The government-owned company has maintained this policy since 2009 on 100 miles of the road network. A recent report, however, indicated that ‘lighting unlit’ sections saw casualty rates increase by 88 percent. These included non-functioning lighting, as well as lighting that was turned off. That’s a rise from 93 to 175 casualties between 2010 and 2017.
Highways England says the switch-off policy ended in 2018. This, because of the installation of more efficient LED lights and, presumably, the negligible savings a switch-off would make. It’s not yet linked the revocation of the switch-off to safety concerns.
“Safety is our top priority,” said head of road safety Richard Leonard.
“On our roads we light what needs to be lit, and we know where those locations are. We have a greater understanding of where night-time collisions occur and the impact road lighting would have. This means we can target lighting where it is needed, rather than putting lights everywhere.
“We are absolutely committed to further reducing deaths and injuries on England’s motorways and major A roads. This will require a concerted effort and investment over the long term.”
Are lit areas more dangerous?
Conversely, the company actually points out that its data suggests that ‘you are more likely to be involved in a casualty incident on a lit section of road’. This could, however, be because areas they choose to light are, by comparison, more dangerous.

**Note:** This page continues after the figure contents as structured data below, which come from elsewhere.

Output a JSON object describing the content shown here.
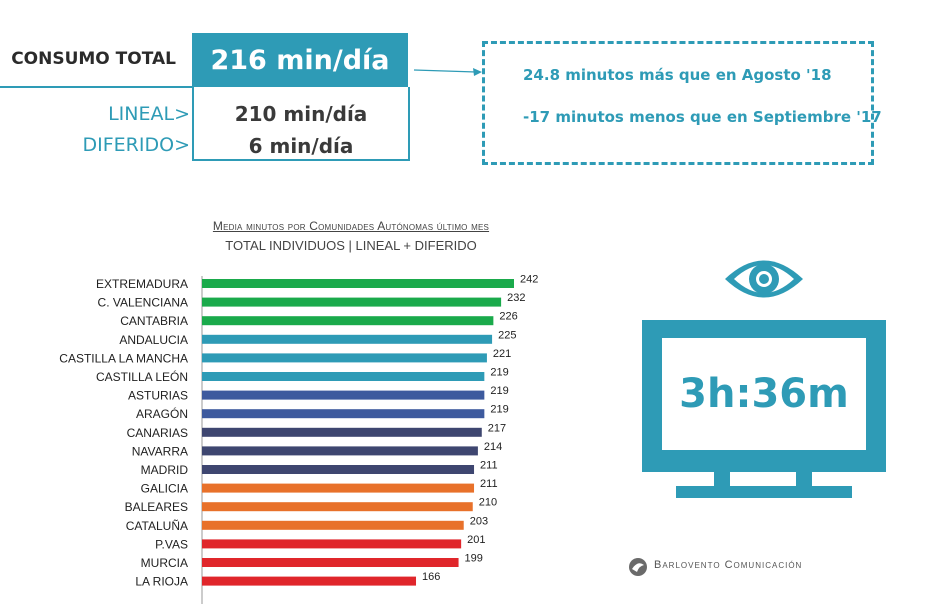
{
  "summary": {
    "consumo_label": "CONSUMO TOTAL",
    "total_value": "216 min/día",
    "lineal_label": "LINEAL>",
    "lineal_value": "210 min/día",
    "diferido_label": "DIFERIDO>",
    "diferido_value": "6 min/día"
  },
  "info": {
    "line1": "24.8 minutos más que en Agosto '18",
    "line2": "-17 minutos menos que en Septiembre '17"
  },
  "tv": {
    "time": "3h:36m"
  },
  "brand": {
    "name": "Barlovento Comunicación"
  },
  "colors": {
    "accent": "#2e9bb6",
    "green": "#1aaa4b",
    "teal": "#2e9bb6",
    "blue": "#3d5a9e",
    "navy": "#3e4670",
    "orange": "#e8712a",
    "red": "#e0262b"
  },
  "chart_data": {
    "type": "bar",
    "orientation": "horizontal",
    "title": "Media minutos por Comunidades Autónomas último mes",
    "subtitle": "TOTAL INDIVIDUOS   | LINEAL + DIFERIDO",
    "categories": [
      "EXTREMADURA",
      "C. VALENCIANA",
      "CANTABRIA",
      "ANDALUCIA",
      "CASTILLA LA MANCHA",
      "CASTILLA LEÓN",
      "ASTURIAS",
      "ARAGÓN",
      "CANARIAS",
      "NAVARRA",
      "MADRID",
      "GALICIA",
      "BALEARES",
      "CATALUÑA",
      "P.VAS",
      "MURCIA",
      "LA RIOJA"
    ],
    "values": [
      242,
      232,
      226,
      225,
      221,
      219,
      219,
      219,
      217,
      214,
      211,
      211,
      210,
      203,
      201,
      199,
      166
    ],
    "bar_colors": [
      "#1aaa4b",
      "#1aaa4b",
      "#1aaa4b",
      "#2e9bb6",
      "#2e9bb6",
      "#2e9bb6",
      "#3d5a9e",
      "#3d5a9e",
      "#3e4670",
      "#3e4670",
      "#3e4670",
      "#e8712a",
      "#e8712a",
      "#e8712a",
      "#e0262b",
      "#e0262b",
      "#e0262b"
    ],
    "xlim": [
      0,
      242
    ],
    "grid": false,
    "legend": "none"
  }
}
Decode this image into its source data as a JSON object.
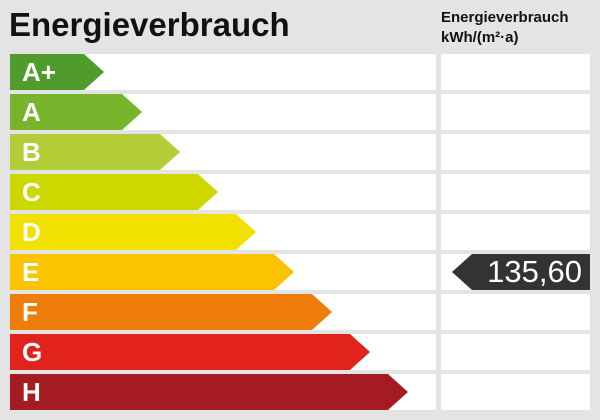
{
  "title": "Energieverbrauch",
  "column_header": {
    "line1": "Energieverbrauch",
    "line2": "kWh/(m²·a)"
  },
  "classes": [
    {
      "label": "A+",
      "color": "#4f9b2b"
    },
    {
      "label": "A",
      "color": "#78b52c"
    },
    {
      "label": "B",
      "color": "#b3cd38"
    },
    {
      "label": "C",
      "color": "#cdd800"
    },
    {
      "label": "D",
      "color": "#f2e000"
    },
    {
      "label": "E",
      "color": "#fbc400"
    },
    {
      "label": "F",
      "color": "#ee7d0b"
    },
    {
      "label": "G",
      "color": "#e2231d"
    },
    {
      "label": "H",
      "color": "#a41c22"
    }
  ],
  "indicator": {
    "value": "135,60",
    "class": "E",
    "color": "#333333"
  }
}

Why? Because when it reviews lighting, it carries out safety risk assessments to see if it’s still needed. Therefore, if the lights are on, they’re likely needed. It’s a piece of road that lighting is viewed to help make safer, but not necessarily by comparison to roads that don’t warrant it. In short, the lights indicate that a section is viewed as less safe than those without lighting. The lighting is there to help, if only in part, but isn’t the cause.